Margrit Dobler und Anne Rüffer erklären verständlich, was im Gehirn passiert: Bei der frontotemporalen Demenz sterben Nervenzellen im Stirn- und Schläfenlappen ab – also genau in den Bereichen, die für Verhalten, Empathie, Impulskontrolle und soziale Regeln zuständig sind. Rund zehn Prozent aller Demenzerkrankungen fallen in diese Kategorie, trotzdem ist das Wissen darüber gering. Kein Wunder also, dass FTD häufig mit Depressionen, Burn-out, Manie oder anderen psychischen Erkrankungen verwechselt wird – oft über Jahre hinweg.
Besonders berührend ist, dass in diesem Buch nicht nur Fachwissen vermittelt wird, sondern vor allem Menschen zu Wort kommen, die mit der Erkrankung leben müssen. Ehepartner:innen, Kinder, Angehörige erzählen offen, wie sich ein geliebter Mensch schleichend verändert. Wie aus einem liebevollen Partner jemand wird, der kalt, verletzend oder völlig fremd wirkt. Wie schwer es ist, die eigene Wut, Scham und Verzweiflung auszuhalten – und gleichzeitig zu wissen, dass all das nicht „Absicht“ ist.
Diese Berichte gehen nahe, ohne sensationsheischend zu sein. Sie zeigen die tägliche Überforderung genauso wie die stille Trauer über den langsamen Verlust eines Menschen, der körperlich noch da ist, innerlich aber immer weiter verschwindet. Besonders eindrücklich ist, wie Kinder beschreiben, dass ihr „Mami“ oder ihr Vater zwar lebt, aber nicht mehr derselbe Mensch ist – und wie sie lernen müssen, mit dieser Leerstelle umzugehen.

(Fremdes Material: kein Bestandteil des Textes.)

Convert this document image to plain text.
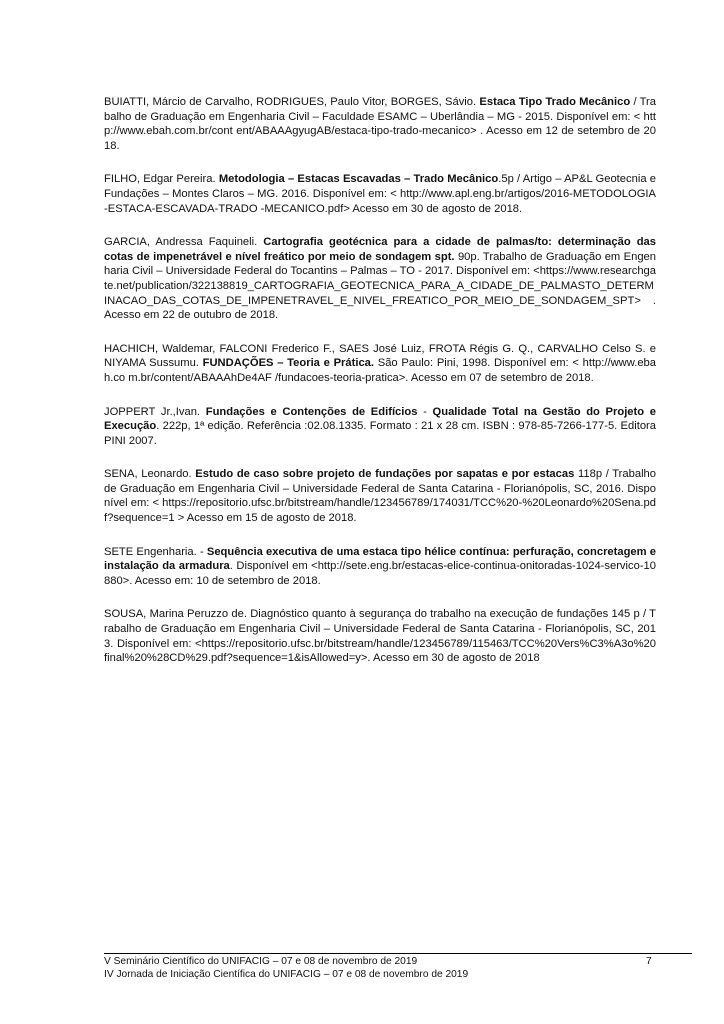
BUIATTI, Márcio de Carvalho, RODRIGUES, Paulo Vitor, BORGES, Sávio. Estaca Tipo Trado Mecânico / Trabalho de Graduação em Engenharia Civil – Faculdade ESAMC – Uberlândia – MG - 2015. Disponível em: < http://www.ebah.com.br/cont ent/ABAAAgyugAB/estaca-tipo-trado-mecanico> . Acesso em 12 de setembro de 2018.

FILHO, Edgar Pereira. Metodologia – Estacas Escavadas – Trado Mecânico.5p / Artigo – AP&L Geotecnia e Fundações – Montes Claros – MG. 2016. Disponível em: < http://www.apl.eng.br/artigos/2016-METODOLOGIA-ESTACA-ESCAVADA-TRADO -MECANICO.pdf> Acesso em 30 de agosto de 2018.

GARCIA, Andressa Faquineli. Cartografia geotécnica para a cidade de palmas/to: determinação das cotas de impenetrável e nível freático por meio de sondagem spt. 90p. Trabalho de Graduação em Engenharia Civil – Universidade Federal do Tocantins – Palmas – TO - 2017. Disponível em: <https://www.researchgate.net/publication/322138819_CARTOGRAFIA_GEOTECNICA_PARA_A_CIDADE_DE_PALMASTO_DETERMINACAO_DAS_COTAS_DE_IMPENETRAVEL_E_NIVEL_FREATICO_POR_MEIO_DE_SONDAGEM_SPT> . Acesso em 22 de outubro de 2018.

HACHICH, Waldemar, FALCONI Frederico F., SAES José Luiz, FROTA Régis G. Q., CARVALHO Celso S. e NIYAMA Sussumu. FUNDAÇÕES – Teoria e Prática. São Paulo: Pini, 1998. Disponível em: < http://www.ebah.co m.br/content/ABAAAhDe4AF /fundacoes-teoria-pratica>. Acesso em 07 de setembro de 2018.

JOPPERT Jr.,Ivan. Fundações e Contenções de Edifícios - Qualidade Total na Gestão do Projeto e Execução. 222p, 1ª edição. Referência :02.08.1335. Formato : 21 x 28 cm. ISBN : 978-85-7266-177-5. Editora PINI 2007.

SENA, Leonardo. Estudo de caso sobre projeto de fundações por sapatas e por estacas 118p / Trabalho de Graduação em Engenharia Civil – Universidade Federal de Santa Catarina - Florianópolis, SC, 2016. Disponível em: < https://repositorio.ufsc.br/bitstream/handle/123456789/174031/TCC%20-%20Leonardo%20Sena.pdf?sequence=1 > Acesso em 15 de agosto de 2018.

SETE Engenharia. - Sequência executiva de uma estaca tipo hélice contínua: perfuração, concretagem e instalação da armadura. Disponível em <http://sete.eng.br/estacas-elice-continua-onitoradas-1024-servico-10880>. Acesso em: 10 de setembro de 2018.

SOUSA, Marina Peruzzo de. Diagnóstico quanto à segurança do trabalho na execução de fundações 145 p / Trabalho de Graduação em Engenharia Civil – Universidade Federal de Santa Catarina - Florianópolis, SC, 2013. Disponível em: <https://repositorio.ufsc.br/bitstream/handle/123456789/115463/TCC%20Vers%C3%A3o%20final%20%28CD%29.pdf?sequence=1&isAllowed=y>. Acesso em 30 de agosto de 2018

V Seminário Científico do UNIFACIG – 07 e 08 de novembro de 2019
IV Jornada de Iniciação Científica do UNIFACIG – 07 e 08 de novembro de 2019
7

Das Buch bleibt dabei nicht im Privaten stehen. Auch der Arbeitsplatz wird thematisiert: Ein Vorgesetzter schildert, was es braucht, um einen Kollegen mit FTD möglichst lange im Betrieb zu halten – und wo die Grenzen liegen. Das zeigt, wie sehr diese Erkrankung alle Lebensbereiche betrifft und wie wichtig Aufklärung, Geduld und strukturelle Unterstützung sind.

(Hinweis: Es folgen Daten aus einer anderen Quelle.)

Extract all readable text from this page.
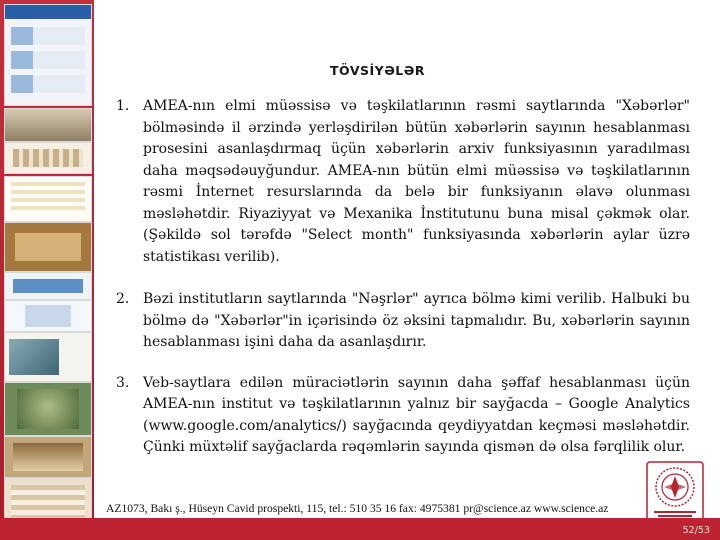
TÖVSİYƏLƏR
1. AMEA-nın elmi müəssisə və təşkilatlarının rəsmi saytlarında "Xəbərlər" bölməsində il ərzində yerləşdirilən bütün xəbərlərin sayının hesablanması prosesini asanlaşdırmaq üçün xəbərlərin arxiv funksiyasının yaradılması daha məqsədəuyğundur. AMEA-nın bütün elmi müəssisə və təşkilatlarının rəsmi İnternet resurslarında da belə bir funksiyanın əlavə olunması məsləhətdir. Riyaziyyat və Mexanika İnstitutunu buna misal çəkmək olar. (Şəkildə sol tərəfdə "Select month" funksiyasında xəbərlərin aylar üzrə statistikası verilib).
2. Bəzi institutların saytlarında "Nəşrlər" ayrıca bölmə kimi verilib. Halbuki bu bölmə də "Xəbərlər"in içərisində öz əksini tapmalıdır. Bu, xəbərlərin sayının hesablanması işini daha da asanlaşdırır.
3. Veb-saytlara edilən müraciətlərin sayının daha şəffaf hesablanması üçün AMEA-nın institut və təşkilatlarının yalnız bir sayğacda – Google Analytics (www.google.com/analytics/) sayğacında qeydiyyatdan keçməsi məsləhətdir. Çünki müxtəlif sayğaclarda rəqəmlərin sayında qismən də olsa fərqlilik olur.
AZ1073, Bakı ş., Hüseyn Cavid prospekti, 115, tel.: 510 35 16 fax: 4975381 pr@science.az www.science.az
52/53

Trotz der Schwere des Themas ist Mitten im Leben und dement kein hoffnungsloses Buch. Zwischen Trauer, Wut und Erschöpfung finden sich immer wieder Momente von Nähe, Loyalität und Liebe. Es wird deutlich: Um mit dieser Erkrankung zu leben, braucht es enorme Kraft – aber auch Mitgefühl, Verständnis und Menschlichkeit.
Dieses Buch ist wichtig. Für Angehörige, die sich endlich gesehen fühlen. Für Fachkräfte, die besser verstehen wollen. Und für alle, die begreifen möchten, dass Demenz viele Gesichter hat – und dass hinter jedem davon eine Geschichte von Liebe, Verlust und Verbundenheit steht.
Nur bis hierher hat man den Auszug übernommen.